Ryan sparisce dietro una porta vetrata e torna poco dopo con in mano due chiavi.

«L'arredamento non è il massimo, ma è pulito e... ti mostro la tua camera!» conclude in fretta Ryan.

«Grazie.» rispondo, un pò a disagio per aver tacitamente ammesso quello che ha appena detto.

Raggiungo Ryan in fondo al corridoio e scorgo una rampa di scale. Lui mi ruba letteralmente il trolley di mano e inizia a salire.

«Sono quattro piani e la tua stanza è all'ultimo... niente ascensore!» sorride.

Perfetto! Sono proprio fortunata, mi terrò in forma.

I gradini sono in legno, ricoperti al centro da moquette blu. Quando arriviamo al terzo piano le scale finiscono e dopo aver percorso un piccolo corridoio, mi ritrovo ad inseguire Ryan su una strettissima rampa di scale, spero l'ultima.

Sul piano ci sono due porte bianche vicine e una terza blu in fondo al corridoio. La numero diciotto e la numero diciassette.

«Ti prego non dirmi che la mia è la diciassette...» sussurro.

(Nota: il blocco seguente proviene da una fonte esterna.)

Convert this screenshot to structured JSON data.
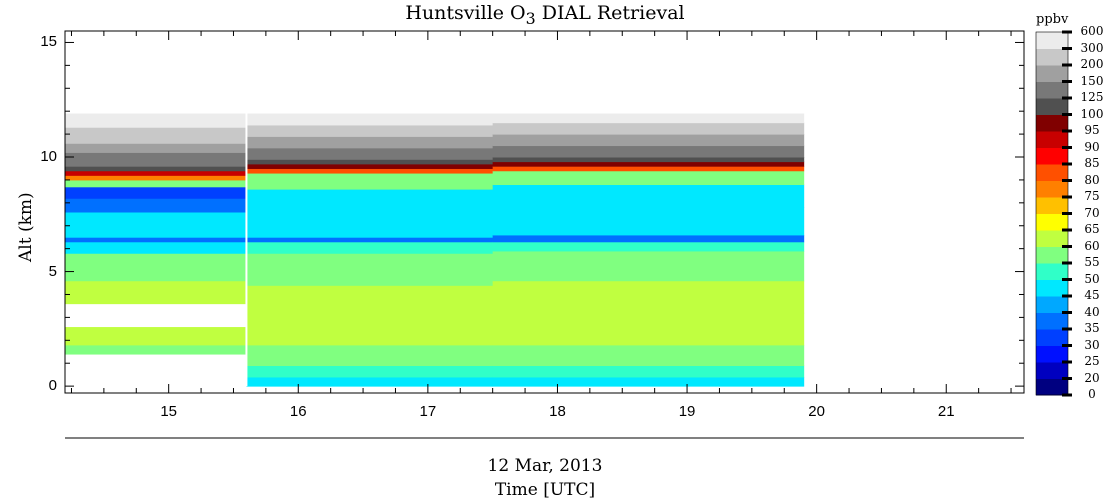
{
  "chart_data": {
    "type": "heatmap",
    "title": "Huntsville O",
    "title_subscript": "3",
    "title_suffix": " DIAL Retrieval",
    "ylabel": "Alt (km)",
    "xlabel": "Time [UTC]",
    "date_label": "12 Mar, 2013",
    "xlim": [
      14.2,
      21.6
    ],
    "ylim": [
      -0.3,
      15.5
    ],
    "xticks": [
      "15",
      "16",
      "17",
      "18",
      "19",
      "20",
      "21"
    ],
    "xtick_values": [
      15,
      16,
      17,
      18,
      19,
      20,
      21
    ],
    "yticks": [
      "0",
      "5",
      "10",
      "15"
    ],
    "ytick_values": [
      0,
      5,
      10,
      15
    ],
    "colorbar": {
      "title": "ppbv",
      "levels": [
        "0",
        "20",
        "25",
        "30",
        "35",
        "40",
        "45",
        "50",
        "55",
        "60",
        "65",
        "70",
        "75",
        "80",
        "85",
        "90",
        "95",
        "100",
        "125",
        "150",
        "200",
        "300",
        "600"
      ],
      "colors": [
        "#000080",
        "#0000c0",
        "#0010ff",
        "#0040ff",
        "#0070ff",
        "#00a8ff",
        "#00e8ff",
        "#30ffc8",
        "#80ff80",
        "#c0ff40",
        "#ffff00",
        "#ffc000",
        "#ff8000",
        "#ff5000",
        "#ff0000",
        "#c80000",
        "#800000",
        "#505050",
        "#787878",
        "#a0a0a0",
        "#c8c8c8",
        "#ececec"
      ]
    },
    "data_extent": {
      "time": [
        14.2,
        19.9
      ],
      "altitude": [
        0,
        11.9
      ]
    },
    "gap_time": 15.6,
    "profiles": [
      {
        "t": 14.2,
        "layers": [
          [
            0,
            1.4,
            "missing"
          ],
          [
            1.4,
            1.8,
            55
          ],
          [
            1.8,
            2.6,
            60
          ],
          [
            2.6,
            3.6,
            "missing"
          ],
          [
            3.6,
            4.6,
            60
          ],
          [
            4.6,
            5.8,
            55
          ],
          [
            5.8,
            6.3,
            45
          ],
          [
            6.3,
            6.5,
            35
          ],
          [
            6.5,
            7.6,
            45
          ],
          [
            7.6,
            8.2,
            35
          ],
          [
            8.2,
            8.7,
            30
          ],
          [
            8.7,
            9.0,
            55
          ],
          [
            9.0,
            9.2,
            75
          ],
          [
            9.2,
            9.4,
            90
          ],
          [
            9.4,
            9.6,
            100
          ],
          [
            9.6,
            10.2,
            125
          ],
          [
            10.2,
            10.6,
            150
          ],
          [
            10.6,
            11.3,
            200
          ],
          [
            11.3,
            11.9,
            300
          ]
        ]
      },
      {
        "t": 15.6,
        "layers": [
          [
            0,
            0.4,
            45
          ],
          [
            0.4,
            0.9,
            50
          ],
          [
            0.9,
            1.8,
            55
          ],
          [
            1.8,
            3.0,
            60
          ],
          [
            3.0,
            4.4,
            60
          ],
          [
            4.4,
            5.8,
            55
          ],
          [
            5.8,
            6.3,
            50
          ],
          [
            6.3,
            6.5,
            35
          ],
          [
            6.5,
            7.6,
            45
          ],
          [
            7.6,
            8.6,
            45
          ],
          [
            8.6,
            9.3,
            55
          ],
          [
            9.3,
            9.5,
            80
          ],
          [
            9.5,
            9.7,
            95
          ],
          [
            9.7,
            9.9,
            100
          ],
          [
            9.9,
            10.4,
            125
          ],
          [
            10.4,
            10.9,
            150
          ],
          [
            10.9,
            11.4,
            200
          ],
          [
            11.4,
            11.9,
            300
          ]
        ]
      },
      {
        "t": 17.5,
        "layers": [
          [
            0,
            0.4,
            45
          ],
          [
            0.4,
            0.9,
            50
          ],
          [
            0.9,
            1.8,
            55
          ],
          [
            1.8,
            3.2,
            60
          ],
          [
            3.2,
            4.6,
            60
          ],
          [
            4.6,
            5.9,
            55
          ],
          [
            5.9,
            6.3,
            50
          ],
          [
            6.3,
            6.6,
            35
          ],
          [
            6.6,
            7.8,
            45
          ],
          [
            7.8,
            8.8,
            45
          ],
          [
            8.8,
            9.4,
            55
          ],
          [
            9.4,
            9.6,
            80
          ],
          [
            9.6,
            9.8,
            95
          ],
          [
            9.8,
            10.0,
            100
          ],
          [
            10.0,
            10.5,
            125
          ],
          [
            10.5,
            11.0,
            150
          ],
          [
            11.0,
            11.5,
            200
          ],
          [
            11.5,
            11.9,
            300
          ]
        ]
      },
      {
        "t": 19.9,
        "layers": [
          [
            0,
            0.4,
            45
          ],
          [
            0.4,
            0.9,
            50
          ],
          [
            0.9,
            1.8,
            55
          ],
          [
            1.8,
            3.4,
            60
          ],
          [
            3.4,
            4.8,
            60
          ],
          [
            4.8,
            6.0,
            55
          ],
          [
            6.0,
            6.3,
            50
          ],
          [
            6.3,
            6.6,
            35
          ],
          [
            6.6,
            7.6,
            50
          ],
          [
            7.6,
            9.0,
            45
          ],
          [
            9.0,
            9.6,
            55
          ],
          [
            9.6,
            9.8,
            80
          ],
          [
            9.8,
            10.0,
            95
          ],
          [
            10.0,
            10.2,
            100
          ],
          [
            10.2,
            10.7,
            125
          ],
          [
            10.7,
            11.1,
            150
          ],
          [
            11.1,
            11.5,
            200
          ],
          [
            11.5,
            11.9,
            300
          ]
        ]
      }
    ]
  }
}
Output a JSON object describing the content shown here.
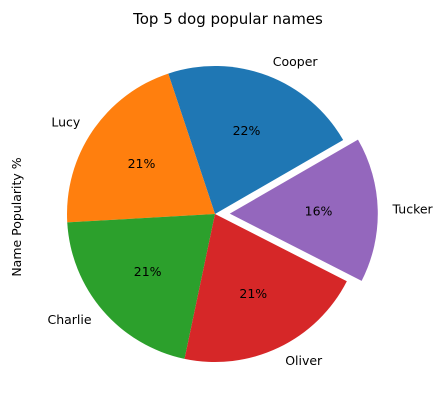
{
  "chart_data": {
    "type": "pie",
    "title": "Top 5 dog popular names",
    "ylabel": "Name Popularity %",
    "categories": [
      "Cooper",
      "Lucy",
      "Charlie",
      "Oliver",
      "Tucker"
    ],
    "values": [
      22,
      21,
      21,
      21,
      16
    ],
    "pct_labels": [
      "22%",
      "21%",
      "21%",
      "21%",
      "16%"
    ],
    "colors": [
      "#1f77b4",
      "#ff7f0e",
      "#2ca02c",
      "#d62728",
      "#9467bd"
    ],
    "explode": [
      0,
      0,
      0,
      0,
      0.1
    ],
    "start_angle_deg": 30,
    "counterclock": true,
    "legend": "none"
  }
}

Ryan mi guarda stranito ed apre la diciotto.

«Sei strana...»

Quando la porta si apre vengo investita dai raggi del sole che entrano prepotenti dalla finestra. La stanza è piccola ma accogliente. Il pavimento è rivestito in moquette blu e le pareti bianche sono arredate con scaffali rossi. Il letto matrimoniale occupa quasi tutta la camera e sotto la finestra si trova un divanetto verde.

«E' piccola ma da qua in alto hai una bella vista!» mi sorride entusiasta.

Do un occhio fuori dalla finestra, che si affaccia sulla strada da cui siamo arrivati. Il senso di marcia opposto, i palazzi con quell'architettura particolare, una città nuova, all'improvviso mi rendo pienamente conto di averlo fatto. Sono sola, in un'altra città, di un altro stato. Non sono una figlia, non sono una sorella, un amica di nessuno. Sono semplicemente Selene. Qua sono libera, posso essere chi voglio, posso essere chi decidere di essere.

«Questo è il bagno, se hai bisogno fra un oretta dovrebbe rientrare mia madre...» sussurra Ryan strappandomi ai miei pensieri ed esce dalla stanza.

«E tu?» gli chiedo prima che scenda le scale.

«Io vado a farmi una doccia!» risponde infastidito, come se quello che fa lui non dovesse essere affare mio, ed è così.